Jerry Skees, Founder and Executive Director of Global Parametrics, highlighted the industry's leverage of these advancements, particularly in expanding data collection globally. He emphasised how these developments are vital for making insurance-based solutions viable in developing economies. For instance, access to data from the European Centre for Medium-Range Weather Forecasts has been instrumental for companies like Global Parametrics. These advancements enable precise matching between exposure data and hazards, enhancing the accuracy of weather variable predictions. Skees also noted how this benefits supervisors in ensuring that premiums align with risks. Additionally, he discussed the importance of tailoring insurance solutions to the needs of vulnerable populations, advocating for business interruption insurance over property damage coverage.

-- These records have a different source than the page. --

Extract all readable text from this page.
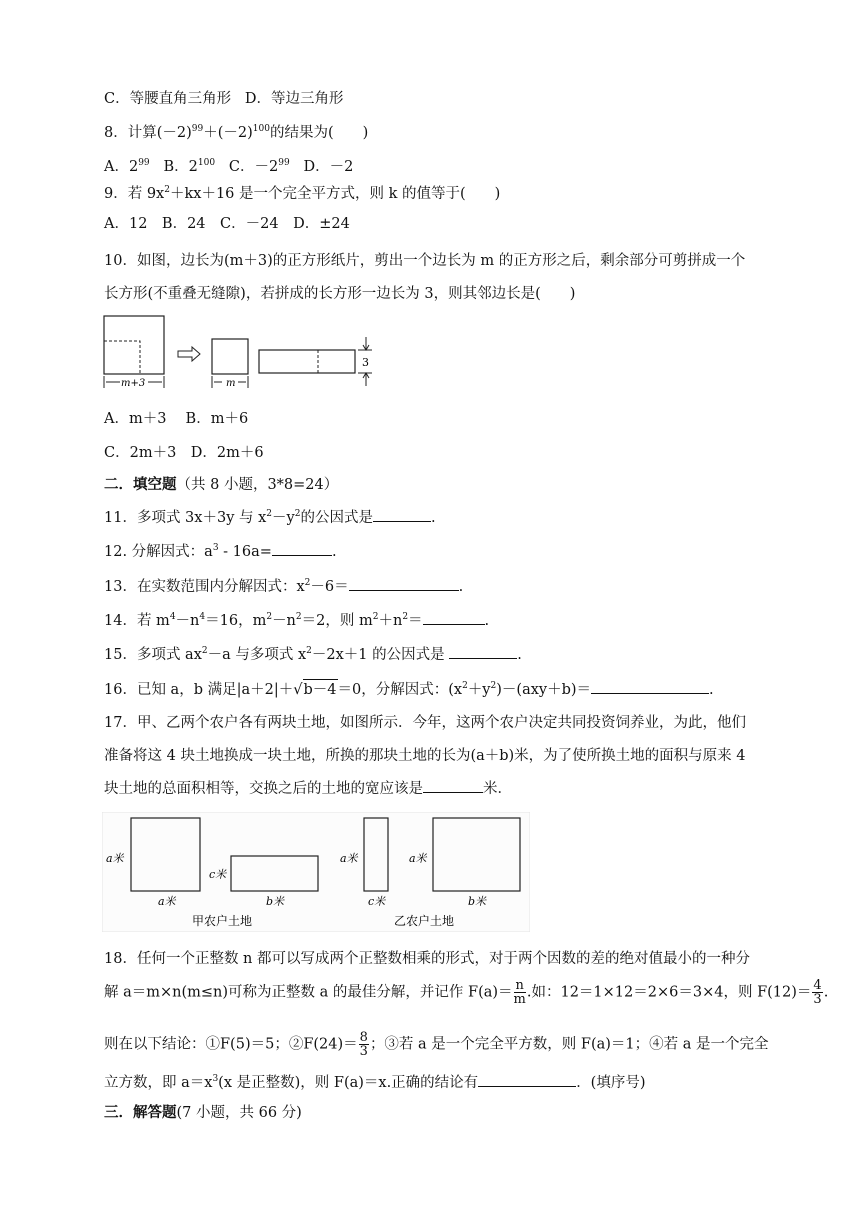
C．等腰直角三角形 D．等边三角形
8．计算$(-2)^{99}+(-2)^{100}$的结果为(　　)
A．$2^{99}$ B．$2^{100}$ C．$-2^{99}$ D．－2
9．若 $9x^2+kx+16$ 是一个完全平方式，则 k 的值等于(　　)
A．12　B．24　C．－24　D．±24
10．如图，边长为(m＋3)的正方形纸片，剪出一个边长为 m 的正方形之后，剩余部分可剪拼成一个
长方形(不重叠无缝隙)，若拼成的长方形一边长为 3，则其邻边长是(　　)
m+3	m
3
A．m＋3　 B．m＋6
C．2m＋3　D．2m＋6
二．填空题（共 8 小题，3*8=24）
11．多项式 3x＋3y 与 $x^2-y^2$的公因式是	.
12. 分解因式：$a^3 - 16a=$	.
13．在实数范围内分解因式：$x^2-6=$	.
14．若 $m^4-n^4=16$，$m^2-n^2=2$，则 $m^2+n^2=$	.
15．多项式 $ax^2-a$ 与多项式 $x^2-2x+1$ 的公因式是	.
16．已知 a，b 满足|a＋2|＋√b－4＝0，分解因式：$(x^2+y^2)-(axy+b)=$	.
17．甲、乙两个农户各有两块土地，如图所示．今年，这两个农户决定共同投资饲养业，为此，他们
准备将这 4 块土地换成一块土地，所换的那块土地的长为(a＋b)米，为了使所换土地的面积与原来 4
块土地的总面积相等，交换之后的土地的宽应该是	米．
a米
a米
c米
b米
甲农户土地
a米
c米
a米
b米
乙农户土地
18．任何一个正整数 n 都可以写成两个正整数相乘的形式，对于两个因数的差的绝对值最小的一种分
解 a＝m×n(m≤n)可称为正整数 a 的最佳分解，并记作 $F(a)= \frac{n}{m}$ .如：12＝1×12＝2×6＝3×4，则 $F(12)= \frac{4}{3}$ .
则在以下结论：①F(5)＝5；②F(24)＝ $\frac{8}{3}$ ；③若 a 是一个完全平方数，则 F(a)＝1；④若 a 是一个完全
立方数，即 $a=x^3(x$ 是正整数)，则 F(a)＝x.正确的结论有	．(填序号)
三．解答题(7 小题，共 66 分)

In discussing the utilisation of NatCat data, Kara Voss, Climate Finance Specialist in the California Department of Insurance emphasised the significance of publicly available data, especially as private investors enter the market. Despite the abundance of data in California and the USA, challenges persist, particularly in accessing financial data related to natural catastrophes. Voss highlighted the California Department of Insurance’s focus on wildfires and collaborative efforts to collect data on vulnerability factors. She also noted the sector's learning from Emerging Markets and Developing Economies (EMDE) on index insurance. Erickson Balmes, Deputy Commissioner at the Insurance Commission of the Philippines, shared how the Insurance Commission is utilizing data through initiatives like the GeoRisk Philippines Initiative. This government-led initiative provides essential information on natural hazards and risk assessment, supporting the underwriting of non-life companies.

Addressing challenges faced by the industry, Nick Moody stressed the importance of understanding climate change's broader impact on the insurance sector, beyond property damage. He advocated for collaboration with sectors like development and humanitarian aid to support vulnerable communities. Jerry Skees highlighted the importance of leveraging available data and encouraged supervisors to engage in the topic, emphasising the ease of understanding risk due to data organization advancements.

Regarding collaboration opportunities, Erickson Balmes cited the Philippine Catastrophe Insurance Facility (PCIF) as an example. This initiative establishes rates based on modelling and hazard maps, validated by various stakeholders. Kara Voss discussed the California Insurance Commission's efforts to address the lack of data on nature-based solutions through symposiums and the establishment of a Climate Risk Insurance Working Group. Pujan Dhungel, Director of Microinsurance at the Nepal Insurance Authority highlighted Nepal's collaboration between government stakeholders and the insurance industry to develop flood modelling, despite data challenges in the region.

To wrap up the Dialogue, the speakers stressed the importance of utilising global data and fostering collaboration between stakeholders to improve modelling and address the protection gap. Their insights underscored the collaborative nature of catastrophe risk modelling and the critical role of supervisors in facilitating market growth and innovation, and the latest developments in technology and data collection, particularly through satellite-collected data can be very beneficial for EMDE jurisdictions that might not have the resources to collect data globally. These advancements make creating models more accessible without compromising on accuracy.